The Descendants by Kaui Hart Hemmings
Perhaps most admirable about Kaui Hart Hemmings’s debut novel The Descendants is that she manages a compelling, serious story set in Hawaii without falling prey to schmaltzy descriptions of clueless tourists, cloudless skies, and smiling brown locals. It’s a rare feat, but Hemmings -- one of the few nationally recognized contemporary fiction writers from Hawaii -- succeeds with ease. The Descendants depicts a Hawaii that grapples with serious social issues -- race, land development, drug abuse -- but more importantly, follows flawed, original characters that never fall into clichés. The swaying palms and white-sand beaches of Hawaii seem so familiar that to portray the islands in any other way -- indeed, in any more dynamic way -- seems blasphemous. But that sanctified Hawaii is for another, lesser narrative.
The Descendants opens with Matt King, the narrator, in a hospital room where Matt’s once exuberant, thrill-seeking wife Joanie lies in a coma after a boating accident. Matt soon learns that his wife had been having an affair; he also learns that Joanie will not survive her coma. As he begins to tell those closest to the family that Joanie will soon die, he also decides to seek out his wife’s lover, the man he suspects she truly loved, and give him a chance to say goodbye.
As Matt reflects on his marriage in the face of his wife’s betrayal and impending death, he also must try to embrace his role as a single father after years of being distant and distracted from his daughters. (In his younger daughter Scottie’s scrapbook, the page dedicated to him shows “an old picture of me in my office, surrounded by the things that define me: a briefcase, a beer.”) He is perplexed by Scottie, who communicates mostly via BlackBerry and sporadic outbursts of embarrassing hyperactivity, and intimidated by his older daughter Alex, a 17-year-old model and recovering drug addict who takes after her mother’s looks and proclivity towards wild behavior. Matt often stops to consider his admittedly dysfunctional family and wonders if he can ever be an effective authority: “I never know when I’ll meet resistance,” he observes. “Once I think I know the pattern with these girls -- fun, intimacy, fight, unpleasantness, smooth again -- they change the order.”

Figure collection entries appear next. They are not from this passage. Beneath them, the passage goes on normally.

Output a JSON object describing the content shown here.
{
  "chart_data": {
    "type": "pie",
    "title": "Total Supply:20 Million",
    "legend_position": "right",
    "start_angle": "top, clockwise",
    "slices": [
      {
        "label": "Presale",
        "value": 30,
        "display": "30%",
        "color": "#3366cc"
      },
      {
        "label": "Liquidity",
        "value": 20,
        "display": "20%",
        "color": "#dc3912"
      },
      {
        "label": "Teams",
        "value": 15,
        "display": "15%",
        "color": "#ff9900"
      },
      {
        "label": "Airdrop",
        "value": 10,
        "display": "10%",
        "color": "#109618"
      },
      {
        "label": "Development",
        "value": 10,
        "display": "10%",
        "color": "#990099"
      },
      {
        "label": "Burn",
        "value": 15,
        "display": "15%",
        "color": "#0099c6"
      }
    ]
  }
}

Narrated in a claustrophobic first-person present tense, the reader is forced to experience the sadness, anger, confusion, and myriad other emotions as Matt copes with his wife’s betrayal and his family with the loss of their charismatic and imperfect matriarch. Certain scenes can seem contrived; others, too quickly brushed over. Yet Hemmings manages to make room for some humor in the midst of all this heartache, and the characters, with all their eccentricities, are endearing despite their selfish tendencies. (Witness Matt’s elderly father-in-law assaulting Alex’s boyfriend, saying before the blow, “My father always made me warn the person before I hit them.”)
As hinted at by the somewhat ironic title, The Descendants raises compelling questions about the nature of cultural identity. Matt is a hapa-haole (half-white) descendant of a Hawaiian monarch and the largest shareholder in a family trust that owns the last portion of land in Hawaii owned by Native Hawaiians. The family, facing financial troubles, has decided to sell the land, and it is up to Matt to choose which bidder to sell to. But Matt, a successful lawyer who realizes he is resented for not speaking Pidgin English, is altogether assimilated. He often marvels at the cards he’s been dealt; this lineage to which he feels little more than an ancillary connection, but that gives him power and property for which he didn’t work. Ultimately, having a rich genealogical heritage only further muddles Matt’s distinctly modern failure to come to terms with his own identity.